Healthier Living Thanks to LIVIA
ÉTS Professeur Mohammadhadi Shateri
Professor Shateri is now collaborating with Professor Eric Granger on a research project focused on AI-based cancer detection. The goal is to design deep learning systems that are accurate, scalable, and privacy-preserving, addressing critical challenges in medical AI. Their approach leverages multimodal learning to integrate unpaired visual (e.g., histology images) and textual (e.g., clinical notes) data using contrastive learning. They also develop advanced multi-teacher knowledge distillation techniques that transfer only the most relevant information to compact models, and explore data-free distillation methods to train AI without direct access to sensitive patient data. This research aims to make AI more applicable and reliable in real-world clinical settings.
Line Up for the Upcoming Courses
In the future, Shateri sees himself doing more research than teaching, but believes both to be extremely important. “As part of my work at ÉTS, I am responsible for delivering high-quality updated lectures to university students,” says Assistant Professor prior to sharing his teaching plans.
Spoiler: Mohammadhadi wants to develop several courses to cater to different needs.
One will be about generative AI models and aimed primarily at undergrad and graduate students. A course on probability theory will surely be useful to any engineering student. Another course will be dedicated to machine learning, a topic which has fans in different engineering fields.
Shateri is also planning to develop a brand-new course covering high-dimensional probability and statistics, and high-dimensional data analysis—strongly recommended for graduate students who are doing research on signal processing and machine learning.
Finding Solutions to Privacy Issues
Mohammadhadi Shateri values people’s privacy and applies all his knowledge and efforts to protect it. The key mission of his current and future research is to secure the integrity of the data collected from people using Artificial Intelligence.

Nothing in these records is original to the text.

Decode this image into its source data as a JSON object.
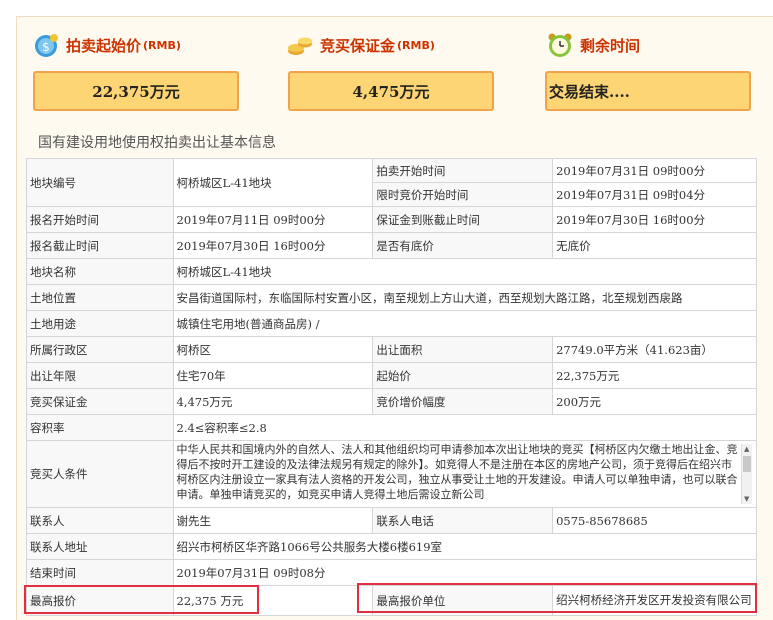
{
  "headers": {
    "start_price": {
      "label": "拍卖起始价",
      "unit": "(RMB)",
      "value": "22,375万元",
      "icon": "money-bag-icon"
    },
    "deposit": {
      "label": "竞买保证金",
      "unit": "(RMB)",
      "value": "4,475万元",
      "icon": "coins-icon"
    },
    "remaining": {
      "label": "剩余时间",
      "value": "交易结束....",
      "icon": "alarm-clock-icon"
    }
  },
  "section_title": "国有建设用地使用权拍卖出让基本信息",
  "table": {
    "plot_no_label": "地块编号",
    "plot_no": "柯桥城区L-41地块",
    "auction_start_label": "拍卖开始时间",
    "auction_start": "2019年07月31日 09时00分",
    "timed_bid_label": "限时竞价开始时间",
    "timed_bid": "2019年07月31日 09时04分",
    "reg_start_label": "报名开始时间",
    "reg_start": "2019年07月11日 09时00分",
    "deposit_deadline_label": "保证金到账截止时间",
    "deposit_deadline": "2019年07月30日 16时00分",
    "reg_end_label": "报名截止时间",
    "reg_end": "2019年07月30日 16时00分",
    "reserve_label": "是否有底价",
    "reserve": "无底价",
    "plot_name_label": "地块名称",
    "plot_name": "柯桥城区L-41地块",
    "location_label": "土地位置",
    "location": "安昌街道国际村，东临国际村安置小区，南至规划上方山大道，西至规划大路江路，北至规划西扆路",
    "usage_label": "土地用途",
    "usage": "城镇住宅用地(普通商品房) /",
    "district_label": "所属行政区",
    "district": "柯桥区",
    "area_label": "出让面积",
    "area": "27749.0平方米（41.623亩）",
    "term_label": "出让年限",
    "term": "住宅70年",
    "start_price_label": "起始价",
    "start_price": "22,375万元",
    "deposit_label": "竞买保证金",
    "deposit": "4,475万元",
    "increment_label": "竞价增价幅度",
    "increment": "200万元",
    "far_label": "容积率",
    "far": "2.4≤容积率≤2.8",
    "conditions_label": "竞买人条件",
    "conditions": "中华人民共和国境内外的自然人、法人和其他组织均可申请参加本次出让地块的竞买【柯桥区内欠缴土地出让金、竞得后不按时开工建设的及法律法规另有规定的除外】。如竞得人不是注册在本区的房地产公司，须于竞得后在绍兴市柯桥区内注册设立一家具有法人资格的开发公司，独立从事受让土地的开发建设。申请人可以单独申请，也可以联合申请。单独申请竞买的，如竞买申请人竞得土地后需设立新公司",
    "contact_label": "联系人",
    "contact": "谢先生",
    "phone_label": "联系人电话",
    "phone": "0575-85678685",
    "address_label": "联系人地址",
    "address": "绍兴市柯桥区华齐路1066号公共服务大楼6楼619室",
    "end_time_label": "结束时间",
    "end_time": "2019年07月31日 09时08分",
    "top_bid_label": "最高报价",
    "top_bid": "22,375 万元",
    "top_bidder_label": "最高报价单位",
    "top_bidder": "绍兴柯桥经济开发区开发投资有限公司"
  }
}
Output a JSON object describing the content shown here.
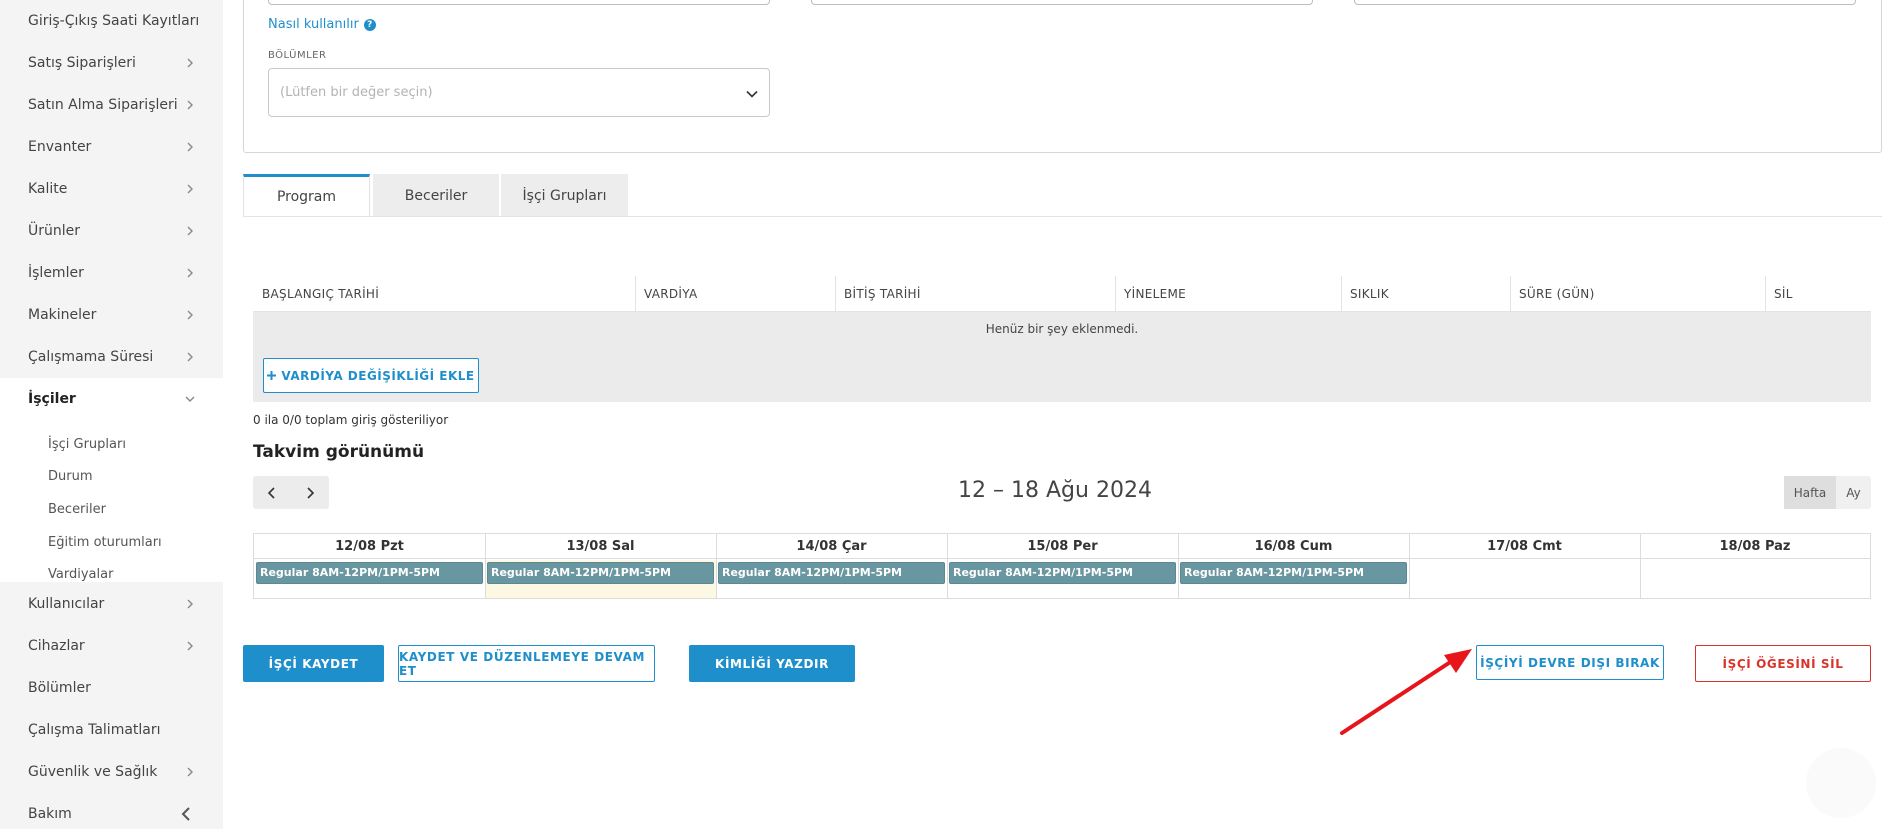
{
  "sidebar": {
    "items": [
      {
        "label": "Giriş-Çıkış Saati Kayıtları",
        "has_chevron": false
      },
      {
        "label": "Satış Siparişleri",
        "has_chevron": true
      },
      {
        "label": "Satın Alma Siparişleri",
        "has_chevron": true
      },
      {
        "label": "Envanter",
        "has_chevron": true
      },
      {
        "label": "Kalite",
        "has_chevron": true
      },
      {
        "label": "Ürünler",
        "has_chevron": true
      },
      {
        "label": "İşlemler",
        "has_chevron": true
      },
      {
        "label": "Makineler",
        "has_chevron": true
      },
      {
        "label": "Çalışmama Süresi",
        "has_chevron": true
      },
      {
        "label": "İşçiler",
        "has_chevron": true,
        "expanded": true
      },
      {
        "label": "Kullanıcılar",
        "has_chevron": true
      },
      {
        "label": "Cihazlar",
        "has_chevron": true
      },
      {
        "label": "Bölümler",
        "has_chevron": false
      },
      {
        "label": "Çalışma Talimatları",
        "has_chevron": false
      },
      {
        "label": "Güvenlik ve Sağlık",
        "has_chevron": true
      },
      {
        "label": "Bakım",
        "has_chevron": false
      }
    ],
    "subitems": [
      "İşçi Grupları",
      "Durum",
      "Beceriler",
      "Eğitim oturumları",
      "Vardiyalar"
    ]
  },
  "form": {
    "how_to_link": "Nasıl kullanılır",
    "departments_label": "BÖLÜMLER",
    "departments_placeholder": "(Lütfen bir değer seçin)"
  },
  "tabs": [
    "Program",
    "Beceriler",
    "İşçi Grupları"
  ],
  "schedule_table": {
    "columns": [
      "BAŞLANGIÇ TARİHİ",
      "VARDİYA",
      "BİTİŞ TARİHİ",
      "YİNELEME",
      "SIKLIK",
      "SÜRE (GÜN)",
      "SİL"
    ],
    "empty_text": "Henüz bir şey eklenmedi.",
    "add_button": "VARDİYA DEĞİŞİKLİĞİ EKLE",
    "entries_info": "0 ila 0/0 toplam giriş gösteriliyor"
  },
  "calendar": {
    "title": "Takvim görünümü",
    "date_range": "12 – 18 Ağu 2024",
    "view_week": "Hafta",
    "view_month": "Ay",
    "days": [
      "12/08 Pzt",
      "13/08 Sal",
      "14/08 Çar",
      "15/08 Per",
      "16/08 Cum",
      "17/08 Cmt",
      "18/08 Paz"
    ],
    "events": [
      {
        "day": "12/08 Pzt",
        "label": "Regular 8AM-12PM/1PM-5PM"
      },
      {
        "day": "13/08 Sal",
        "label": "Regular 8AM-12PM/1PM-5PM"
      },
      {
        "day": "14/08 Çar",
        "label": "Regular 8AM-12PM/1PM-5PM"
      },
      {
        "day": "15/08 Per",
        "label": "Regular 8AM-12PM/1PM-5PM"
      },
      {
        "day": "16/08 Cum",
        "label": "Regular 8AM-12PM/1PM-5PM"
      }
    ],
    "today": "13/08 Sal"
  },
  "actions": {
    "save": "İŞÇİ KAYDET",
    "save_continue": "KAYDET VE DÜZENLEMEYE DEVAM ET",
    "print_id": "KİMLİĞİ YAZDIR",
    "deactivate": "İŞÇİYİ DEVRE DIŞI BIRAK",
    "delete": "İŞÇİ ÖĞESİNİ SİL"
  },
  "colors": {
    "accent": "#1f8fcc",
    "danger": "#d9342b",
    "event": "#6896a1",
    "today_highlight": "#fcf8e3",
    "annotation_arrow": "#e8141b"
  }
}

“The AI models have two main components: the learning system and the data,” explains Shateri. “Alas, in the process of collecting and sharing data, both these components can leak private information, in an unwanted manner. Adversaries can steal people’s sensitive data and misuse it against them,” he adds passionately.
His big plan at ÉTS is to create a group of researchers who will be dealing with these security issues. The idea is to make the learning models secure, to ensure secure data processing and sharing, so that nobody can misuse people’s private information.
Mohammadhadi Shateri believes that this topic is extremely important in the modern world, because lots of groups and individuals can get hurt when they least expect it.
“I hope to be able to find a solution and to make sure that people’s information remains secure. I consider this to be my main goal.”